Prior to the 2008 guidelines, clinicians wrote 10 900 prescriptions a month for these prophylactic drugs, and most prescriptions (90%) were written by dentists.

The rate of prescriptions fell off exponentially after the guidelines were introduced, so that by the March 2013, the average number of prescriptions fell by almost 90% (to 1307 a month).

At the same time, the number of cases of endocarditis per month rose by 0.11 cases per 10 million people in England, and by March 2013 this amounted to an extra 35 cases per month. There were 420 additional hospitalizations and 18 additional deaths related to endocarditis a year.

Time for a Definitive Trial

In an accompanying commentary in the Lancet[3], Drs Xavier Duval and Bruno Hoen (Association pour l'Etude et la Prévention de l'Endocardite Infectieuse, Paris, France) commend the study authors for "not jumping to conclusions about the causality of the link between cessation of antibiotic prophylaxis and subsequent increased incidence of infective endocarditis."

However, the findings could cause confusion. A randomized controlled trial is long overdue, they add.

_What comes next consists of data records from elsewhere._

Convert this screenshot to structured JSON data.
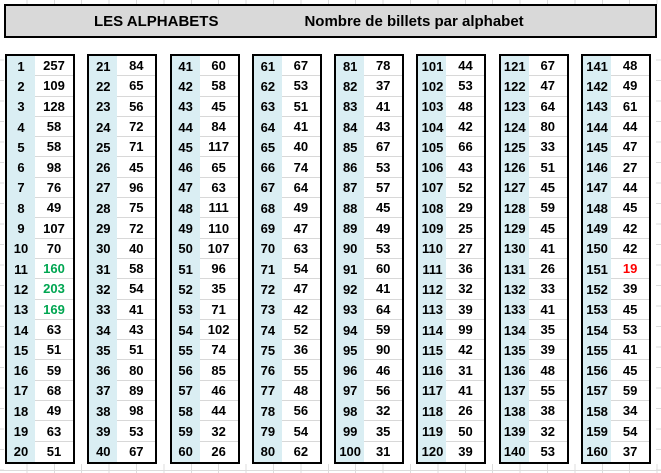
{
  "header": {
    "title_left": "LES ALPHABETS",
    "title_right": "Nombre de billets par alphabet"
  },
  "colors": {
    "header_bg": "#d9d9d9",
    "index_bg": "#daeef3",
    "default_text": "#000000",
    "green": "#00a651",
    "red": "#ff0000"
  },
  "table": {
    "columns": [
      "alphabet",
      "nombre_de_billets"
    ],
    "highlights": {
      "11": "green",
      "12": "green",
      "13": "green",
      "151": "red"
    },
    "blocks": [
      {
        "rows": [
          [
            1,
            257
          ],
          [
            2,
            109
          ],
          [
            3,
            128
          ],
          [
            4,
            58
          ],
          [
            5,
            58
          ],
          [
            6,
            98
          ],
          [
            7,
            76
          ],
          [
            8,
            49
          ],
          [
            9,
            107
          ],
          [
            10,
            70
          ],
          [
            11,
            160
          ],
          [
            12,
            203
          ],
          [
            13,
            169
          ],
          [
            14,
            63
          ],
          [
            15,
            51
          ],
          [
            16,
            59
          ],
          [
            17,
            68
          ],
          [
            18,
            49
          ],
          [
            19,
            63
          ],
          [
            20,
            51
          ]
        ]
      },
      {
        "rows": [
          [
            21,
            84
          ],
          [
            22,
            65
          ],
          [
            23,
            56
          ],
          [
            24,
            72
          ],
          [
            25,
            71
          ],
          [
            26,
            45
          ],
          [
            27,
            96
          ],
          [
            28,
            75
          ],
          [
            29,
            72
          ],
          [
            30,
            40
          ],
          [
            31,
            58
          ],
          [
            32,
            54
          ],
          [
            33,
            41
          ],
          [
            34,
            43
          ],
          [
            35,
            51
          ],
          [
            36,
            80
          ],
          [
            37,
            89
          ],
          [
            38,
            98
          ],
          [
            39,
            53
          ],
          [
            40,
            67
          ]
        ]
      },
      {
        "rows": [
          [
            41,
            60
          ],
          [
            42,
            58
          ],
          [
            43,
            45
          ],
          [
            44,
            84
          ],
          [
            45,
            117
          ],
          [
            46,
            65
          ],
          [
            47,
            63
          ],
          [
            48,
            111
          ],
          [
            49,
            110
          ],
          [
            50,
            107
          ],
          [
            51,
            96
          ],
          [
            52,
            35
          ],
          [
            53,
            71
          ],
          [
            54,
            102
          ],
          [
            55,
            74
          ],
          [
            56,
            85
          ],
          [
            57,
            46
          ],
          [
            58,
            44
          ],
          [
            59,
            32
          ],
          [
            60,
            26
          ]
        ]
      },
      {
        "rows": [
          [
            61,
            67
          ],
          [
            62,
            53
          ],
          [
            63,
            51
          ],
          [
            64,
            41
          ],
          [
            65,
            40
          ],
          [
            66,
            74
          ],
          [
            67,
            64
          ],
          [
            68,
            49
          ],
          [
            69,
            47
          ],
          [
            70,
            63
          ],
          [
            71,
            54
          ],
          [
            72,
            47
          ],
          [
            73,
            42
          ],
          [
            74,
            52
          ],
          [
            75,
            36
          ],
          [
            76,
            55
          ],
          [
            77,
            48
          ],
          [
            78,
            56
          ],
          [
            79,
            54
          ],
          [
            80,
            62
          ]
        ]
      },
      {
        "rows": [
          [
            81,
            78
          ],
          [
            82,
            37
          ],
          [
            83,
            41
          ],
          [
            84,
            43
          ],
          [
            85,
            67
          ],
          [
            86,
            53
          ],
          [
            87,
            57
          ],
          [
            88,
            45
          ],
          [
            89,
            49
          ],
          [
            90,
            53
          ],
          [
            91,
            60
          ],
          [
            92,
            41
          ],
          [
            93,
            64
          ],
          [
            94,
            59
          ],
          [
            95,
            90
          ],
          [
            96,
            46
          ],
          [
            97,
            56
          ],
          [
            98,
            32
          ],
          [
            99,
            35
          ],
          [
            100,
            31
          ]
        ]
      },
      {
        "rows": [
          [
            101,
            44
          ],
          [
            102,
            53
          ],
          [
            103,
            48
          ],
          [
            104,
            42
          ],
          [
            105,
            66
          ],
          [
            106,
            43
          ],
          [
            107,
            52
          ],
          [
            108,
            29
          ],
          [
            109,
            25
          ],
          [
            110,
            27
          ],
          [
            111,
            36
          ],
          [
            112,
            32
          ],
          [
            113,
            39
          ],
          [
            114,
            99
          ],
          [
            115,
            42
          ],
          [
            116,
            31
          ],
          [
            117,
            41
          ],
          [
            118,
            26
          ],
          [
            119,
            50
          ],
          [
            120,
            39
          ]
        ]
      },
      {
        "rows": [
          [
            121,
            67
          ],
          [
            122,
            47
          ],
          [
            123,
            64
          ],
          [
            124,
            80
          ],
          [
            125,
            33
          ],
          [
            126,
            51
          ],
          [
            127,
            45
          ],
          [
            128,
            59
          ],
          [
            129,
            45
          ],
          [
            130,
            41
          ],
          [
            131,
            26
          ],
          [
            132,
            33
          ],
          [
            133,
            41
          ],
          [
            134,
            35
          ],
          [
            135,
            39
          ],
          [
            136,
            48
          ],
          [
            137,
            55
          ],
          [
            138,
            38
          ],
          [
            139,
            32
          ],
          [
            140,
            53
          ]
        ]
      },
      {
        "rows": [
          [
            141,
            48
          ],
          [
            142,
            49
          ],
          [
            143,
            61
          ],
          [
            144,
            44
          ],
          [
            145,
            47
          ],
          [
            146,
            27
          ],
          [
            147,
            44
          ],
          [
            148,
            45
          ],
          [
            149,
            42
          ],
          [
            150,
            42
          ],
          [
            151,
            19
          ],
          [
            152,
            39
          ],
          [
            153,
            45
          ],
          [
            154,
            53
          ],
          [
            155,
            41
          ],
          [
            156,
            45
          ],
          [
            157,
            59
          ],
          [
            158,
            34
          ],
          [
            159,
            54
          ],
          [
            160,
            37
          ]
        ]
      }
    ]
  }
}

"More than 20 years [after a call for a definitive study], no such study has been done. We strongly suggest that experts stop elaborating guidelines for infective endocarditis prophylaxis and urgently join forces to mount an international collaboration to do the appropriate clinical trials that are needed to answer this important question," they conclude.

The authors and editorialists have reported they have no relevant financial relationships.